Background: Atypical antipsychotics are increasingly used in clinical practice in the management of borderline personality disorder (BPD), and a small but growing body of literature supports their efficacy. Here, we report the results of a double-blind, placebo-controlled study of olanzapine as a treatment for BPD.

Method: Forty BPD patients (25 female, 15 male) were randomly assigned in equal numbers to olanzapine and placebo. Diagnoses were made using the Structured Clinical Interview for DSM-IV Axis II Personality Disorders and the Mini-International Neuropsychiatric Interview. Patients with schizophrenia, bipolar disorder, or current major depression were excluded. Olanzapine dosage was flexible, and the dose range was 2.5 to 20 mg/day, with most patients receiving 5 to 10 mg/day. No concomitant psychotropic medications were allowed. Patients were assessed at baseline and at 2, 4, 8, and 12 weeks.
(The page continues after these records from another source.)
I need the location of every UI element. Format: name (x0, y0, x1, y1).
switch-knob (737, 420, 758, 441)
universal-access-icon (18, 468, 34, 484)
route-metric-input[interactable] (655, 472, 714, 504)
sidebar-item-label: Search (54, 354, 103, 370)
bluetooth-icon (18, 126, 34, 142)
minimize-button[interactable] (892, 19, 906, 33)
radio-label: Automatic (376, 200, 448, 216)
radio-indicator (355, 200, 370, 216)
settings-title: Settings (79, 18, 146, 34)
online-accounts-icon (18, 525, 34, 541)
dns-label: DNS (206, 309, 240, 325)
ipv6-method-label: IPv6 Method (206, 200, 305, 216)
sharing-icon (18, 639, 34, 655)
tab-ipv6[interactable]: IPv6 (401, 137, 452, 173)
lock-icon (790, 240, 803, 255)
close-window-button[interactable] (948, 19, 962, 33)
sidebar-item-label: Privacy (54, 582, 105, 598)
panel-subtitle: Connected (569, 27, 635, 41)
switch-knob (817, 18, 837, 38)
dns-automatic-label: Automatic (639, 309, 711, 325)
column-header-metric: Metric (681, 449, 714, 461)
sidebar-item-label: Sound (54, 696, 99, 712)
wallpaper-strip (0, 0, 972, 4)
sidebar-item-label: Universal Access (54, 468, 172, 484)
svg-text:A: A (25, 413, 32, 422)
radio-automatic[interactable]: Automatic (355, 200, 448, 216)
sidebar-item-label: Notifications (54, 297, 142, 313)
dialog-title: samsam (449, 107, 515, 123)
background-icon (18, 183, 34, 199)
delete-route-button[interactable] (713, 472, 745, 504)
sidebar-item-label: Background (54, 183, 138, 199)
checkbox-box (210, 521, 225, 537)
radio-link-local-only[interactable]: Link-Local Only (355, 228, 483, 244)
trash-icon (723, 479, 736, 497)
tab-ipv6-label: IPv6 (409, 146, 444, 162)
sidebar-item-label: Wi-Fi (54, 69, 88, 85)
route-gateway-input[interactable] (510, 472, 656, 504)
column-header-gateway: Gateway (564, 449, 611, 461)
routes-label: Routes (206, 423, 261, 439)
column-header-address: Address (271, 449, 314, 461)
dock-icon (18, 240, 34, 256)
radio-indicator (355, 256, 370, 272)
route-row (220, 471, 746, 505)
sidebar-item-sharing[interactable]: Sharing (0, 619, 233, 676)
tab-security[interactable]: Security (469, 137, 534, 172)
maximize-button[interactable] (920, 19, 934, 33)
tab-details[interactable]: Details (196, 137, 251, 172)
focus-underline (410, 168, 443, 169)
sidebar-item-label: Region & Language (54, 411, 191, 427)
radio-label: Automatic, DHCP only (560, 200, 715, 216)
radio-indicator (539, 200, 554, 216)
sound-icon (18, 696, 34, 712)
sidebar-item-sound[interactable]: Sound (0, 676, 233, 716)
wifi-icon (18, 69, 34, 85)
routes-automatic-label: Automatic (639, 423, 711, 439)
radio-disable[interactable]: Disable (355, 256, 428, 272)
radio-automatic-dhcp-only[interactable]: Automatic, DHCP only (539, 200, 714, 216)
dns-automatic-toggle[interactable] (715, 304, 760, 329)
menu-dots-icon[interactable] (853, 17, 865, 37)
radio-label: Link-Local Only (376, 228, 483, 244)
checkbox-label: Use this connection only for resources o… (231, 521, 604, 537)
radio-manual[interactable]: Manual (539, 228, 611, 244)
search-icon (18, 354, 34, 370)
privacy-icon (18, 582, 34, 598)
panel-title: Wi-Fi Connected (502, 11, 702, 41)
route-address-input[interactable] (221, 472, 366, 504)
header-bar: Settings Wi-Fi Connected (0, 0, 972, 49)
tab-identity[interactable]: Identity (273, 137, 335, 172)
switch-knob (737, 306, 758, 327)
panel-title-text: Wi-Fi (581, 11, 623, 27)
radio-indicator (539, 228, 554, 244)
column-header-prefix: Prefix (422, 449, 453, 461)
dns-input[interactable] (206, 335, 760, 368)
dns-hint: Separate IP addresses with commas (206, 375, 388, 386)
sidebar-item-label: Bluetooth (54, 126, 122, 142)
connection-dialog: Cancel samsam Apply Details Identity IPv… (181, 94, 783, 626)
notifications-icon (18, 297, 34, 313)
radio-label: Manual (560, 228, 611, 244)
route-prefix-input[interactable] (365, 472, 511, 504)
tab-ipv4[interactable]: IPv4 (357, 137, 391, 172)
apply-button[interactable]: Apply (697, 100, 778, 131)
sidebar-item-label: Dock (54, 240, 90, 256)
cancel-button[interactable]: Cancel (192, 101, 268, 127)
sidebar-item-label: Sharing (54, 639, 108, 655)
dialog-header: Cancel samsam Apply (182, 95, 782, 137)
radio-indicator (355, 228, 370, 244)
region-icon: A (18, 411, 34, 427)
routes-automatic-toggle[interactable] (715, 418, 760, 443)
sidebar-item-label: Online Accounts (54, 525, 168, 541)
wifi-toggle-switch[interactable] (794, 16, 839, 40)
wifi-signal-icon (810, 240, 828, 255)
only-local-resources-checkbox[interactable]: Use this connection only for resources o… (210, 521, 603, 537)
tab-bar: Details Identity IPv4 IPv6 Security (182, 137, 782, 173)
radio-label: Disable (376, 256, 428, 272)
The primary outcome was change in the total score for the 9 BPD criteria on a 1-to-7 Likert scale, the Clinical Global Impressions scale modified for borderline personality disorder (CGI-BPD), using an analysis
of covariance model including baseline score as
covariate. Data were collected from July 2000 to April 2002.

Results: Olanzapine was found to be significantly (p < .05) superior to placebo on the CGI-BPD at endpoint, with separation occurring as early as 4 weeks. Similar results were found for the single-item Clinical Global Impressions scale. Weight gain was significantly (p = .027) greater in the olanzapine group.

Conclusions: This study supports the efficacy of olanzapine for symptoms of BPD in a mixed sample of women and men. Further studies with olanzapine and other atypical antipsychotics are needed.